Posted April. 09, 2003 21:57,
The Tokyo Shimbun newspaper reported that the Chinese government forcefully sent 30 North Korean defectors back to North Korea. The Chinese authority at Yantai port, Shandong district in China, had arrested the North Korean defectors while trying to leave China at the port by ships last January.
In addition, the Japanese newspaper said that the Chinese prosecution indicted three officials with a South Korean NGO on charges of helping North Korean defectors to illegally cross the border between China and North Korea.
Those North Korean defectors were arrested by the Chinese law enforcement agency on January 18 when they were about to board two ships, one bounded for South Korea, and the other for Japan. Among those arrestees, 30 North Korean defectors were sent back to North Korean on January 25-30.
This story of North Korean defectors sent back to their home country was unveiled after a North Korean defector, who avoided nearly being sent back to North Korea, had sent a letter containing the story to a Japanese NGO.

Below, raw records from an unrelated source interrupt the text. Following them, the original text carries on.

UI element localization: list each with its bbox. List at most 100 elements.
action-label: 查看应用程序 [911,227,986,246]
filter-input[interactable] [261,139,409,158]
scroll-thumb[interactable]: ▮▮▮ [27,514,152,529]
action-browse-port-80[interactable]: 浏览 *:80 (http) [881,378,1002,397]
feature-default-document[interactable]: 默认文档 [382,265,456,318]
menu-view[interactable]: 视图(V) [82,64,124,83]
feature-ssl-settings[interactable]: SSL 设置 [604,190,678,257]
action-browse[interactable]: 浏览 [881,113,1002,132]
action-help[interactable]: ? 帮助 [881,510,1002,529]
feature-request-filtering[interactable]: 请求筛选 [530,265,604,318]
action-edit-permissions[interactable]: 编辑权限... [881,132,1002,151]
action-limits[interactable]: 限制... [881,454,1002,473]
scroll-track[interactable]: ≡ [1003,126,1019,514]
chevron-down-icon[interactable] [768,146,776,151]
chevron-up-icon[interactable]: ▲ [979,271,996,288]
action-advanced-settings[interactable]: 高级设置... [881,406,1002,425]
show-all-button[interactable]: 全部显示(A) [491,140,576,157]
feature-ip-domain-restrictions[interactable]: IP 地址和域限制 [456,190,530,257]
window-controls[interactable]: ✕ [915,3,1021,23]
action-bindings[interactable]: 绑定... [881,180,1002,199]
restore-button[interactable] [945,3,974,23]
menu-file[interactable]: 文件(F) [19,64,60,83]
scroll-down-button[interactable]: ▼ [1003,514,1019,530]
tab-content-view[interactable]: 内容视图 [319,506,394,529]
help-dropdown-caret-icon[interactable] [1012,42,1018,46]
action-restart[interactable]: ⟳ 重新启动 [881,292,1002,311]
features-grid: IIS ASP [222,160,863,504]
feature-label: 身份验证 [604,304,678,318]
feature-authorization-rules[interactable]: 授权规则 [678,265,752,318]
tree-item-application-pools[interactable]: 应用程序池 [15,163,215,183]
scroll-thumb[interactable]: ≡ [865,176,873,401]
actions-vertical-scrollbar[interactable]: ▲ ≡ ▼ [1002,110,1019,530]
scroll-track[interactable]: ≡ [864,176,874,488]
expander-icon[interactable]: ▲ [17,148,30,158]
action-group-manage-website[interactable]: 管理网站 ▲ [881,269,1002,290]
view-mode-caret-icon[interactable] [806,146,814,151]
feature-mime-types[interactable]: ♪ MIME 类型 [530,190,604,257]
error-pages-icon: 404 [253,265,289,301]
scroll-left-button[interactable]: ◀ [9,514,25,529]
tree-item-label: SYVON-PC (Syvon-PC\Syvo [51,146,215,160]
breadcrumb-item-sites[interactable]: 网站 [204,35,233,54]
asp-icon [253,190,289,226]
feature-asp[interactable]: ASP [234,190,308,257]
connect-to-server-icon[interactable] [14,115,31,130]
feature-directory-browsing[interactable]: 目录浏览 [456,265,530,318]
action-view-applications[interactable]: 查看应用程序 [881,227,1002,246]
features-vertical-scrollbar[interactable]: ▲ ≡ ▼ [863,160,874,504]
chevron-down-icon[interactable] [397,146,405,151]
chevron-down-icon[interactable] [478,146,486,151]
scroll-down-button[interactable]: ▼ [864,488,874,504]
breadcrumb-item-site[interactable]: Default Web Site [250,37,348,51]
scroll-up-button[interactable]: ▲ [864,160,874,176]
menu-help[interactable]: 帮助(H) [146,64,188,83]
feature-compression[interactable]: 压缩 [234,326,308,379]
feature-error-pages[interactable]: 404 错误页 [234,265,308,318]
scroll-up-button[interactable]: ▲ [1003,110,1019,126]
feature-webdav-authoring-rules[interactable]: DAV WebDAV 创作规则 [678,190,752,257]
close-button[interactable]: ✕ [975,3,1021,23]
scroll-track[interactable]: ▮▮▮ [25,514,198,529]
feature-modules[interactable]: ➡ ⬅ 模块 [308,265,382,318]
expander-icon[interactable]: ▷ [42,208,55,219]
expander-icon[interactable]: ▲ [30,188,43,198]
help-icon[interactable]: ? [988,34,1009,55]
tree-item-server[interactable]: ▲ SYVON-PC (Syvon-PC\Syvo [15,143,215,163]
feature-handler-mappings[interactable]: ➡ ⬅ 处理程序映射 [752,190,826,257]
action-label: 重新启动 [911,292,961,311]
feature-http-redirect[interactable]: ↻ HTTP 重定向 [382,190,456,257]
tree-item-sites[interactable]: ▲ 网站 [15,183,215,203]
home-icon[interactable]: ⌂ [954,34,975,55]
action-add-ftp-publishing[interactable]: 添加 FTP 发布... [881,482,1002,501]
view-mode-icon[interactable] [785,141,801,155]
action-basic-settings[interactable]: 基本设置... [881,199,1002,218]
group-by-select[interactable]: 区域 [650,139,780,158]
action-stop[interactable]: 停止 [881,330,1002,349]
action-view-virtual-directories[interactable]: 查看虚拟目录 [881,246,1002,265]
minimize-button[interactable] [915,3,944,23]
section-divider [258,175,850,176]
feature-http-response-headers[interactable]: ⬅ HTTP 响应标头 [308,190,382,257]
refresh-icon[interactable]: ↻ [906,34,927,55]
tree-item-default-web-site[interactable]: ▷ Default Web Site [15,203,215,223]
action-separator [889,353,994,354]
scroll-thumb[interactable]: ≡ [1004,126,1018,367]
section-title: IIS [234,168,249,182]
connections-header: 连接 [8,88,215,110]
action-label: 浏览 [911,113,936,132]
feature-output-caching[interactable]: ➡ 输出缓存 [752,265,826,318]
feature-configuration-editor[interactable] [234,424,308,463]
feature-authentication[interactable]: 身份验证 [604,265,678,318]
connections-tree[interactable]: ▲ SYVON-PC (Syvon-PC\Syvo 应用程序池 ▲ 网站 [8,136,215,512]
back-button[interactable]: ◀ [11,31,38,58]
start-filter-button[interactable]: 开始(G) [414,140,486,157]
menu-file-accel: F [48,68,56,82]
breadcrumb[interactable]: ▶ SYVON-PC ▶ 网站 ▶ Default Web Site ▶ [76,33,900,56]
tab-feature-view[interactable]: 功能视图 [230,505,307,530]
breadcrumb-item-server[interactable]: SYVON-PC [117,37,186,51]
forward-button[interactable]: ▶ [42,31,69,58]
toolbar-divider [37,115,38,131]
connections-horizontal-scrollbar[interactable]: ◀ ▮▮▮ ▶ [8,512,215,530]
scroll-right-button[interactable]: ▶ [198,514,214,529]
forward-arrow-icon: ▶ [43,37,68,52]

It has been reported that a Korean woman resident in Japan and her daughter were included among those North Korean defectors sent back to North Korea by the Chinese government.
Non-governmental groups of South Korea and Japan are planning to file a protest against the Chinese government through UN High Commissioner for Refugees (UNHCR).
“Although those North Korean defectors have not been identified yet, I have been heard of the news,” said Chun Ki-won, a preacher at a South Korean Christian missionary. The South Korean preacher criticized the Chinese government for what it has done by saying, “News on those North Korean defectors was reported through the media, and so the Chinese government might have been well aware that if those defectors were sent back to North Korea, they would be killed. It is deplorable for the Chinese government to what it has done to those defectors. Although the Chinese government is defending itself by saying that it dealt with the matter according to its domestic law, but it violated an international law.”
Do Yoon-hee, secretary general of a South Korean Christian group for North Korean defectors` rights, said, “I have been heard from some North Koreans who have hid themselves someplace in China after they failed to escape from china with those North Koreans sent back to the North that some North Korean defectors arrested by Chinese police agency would be handed over to the North.”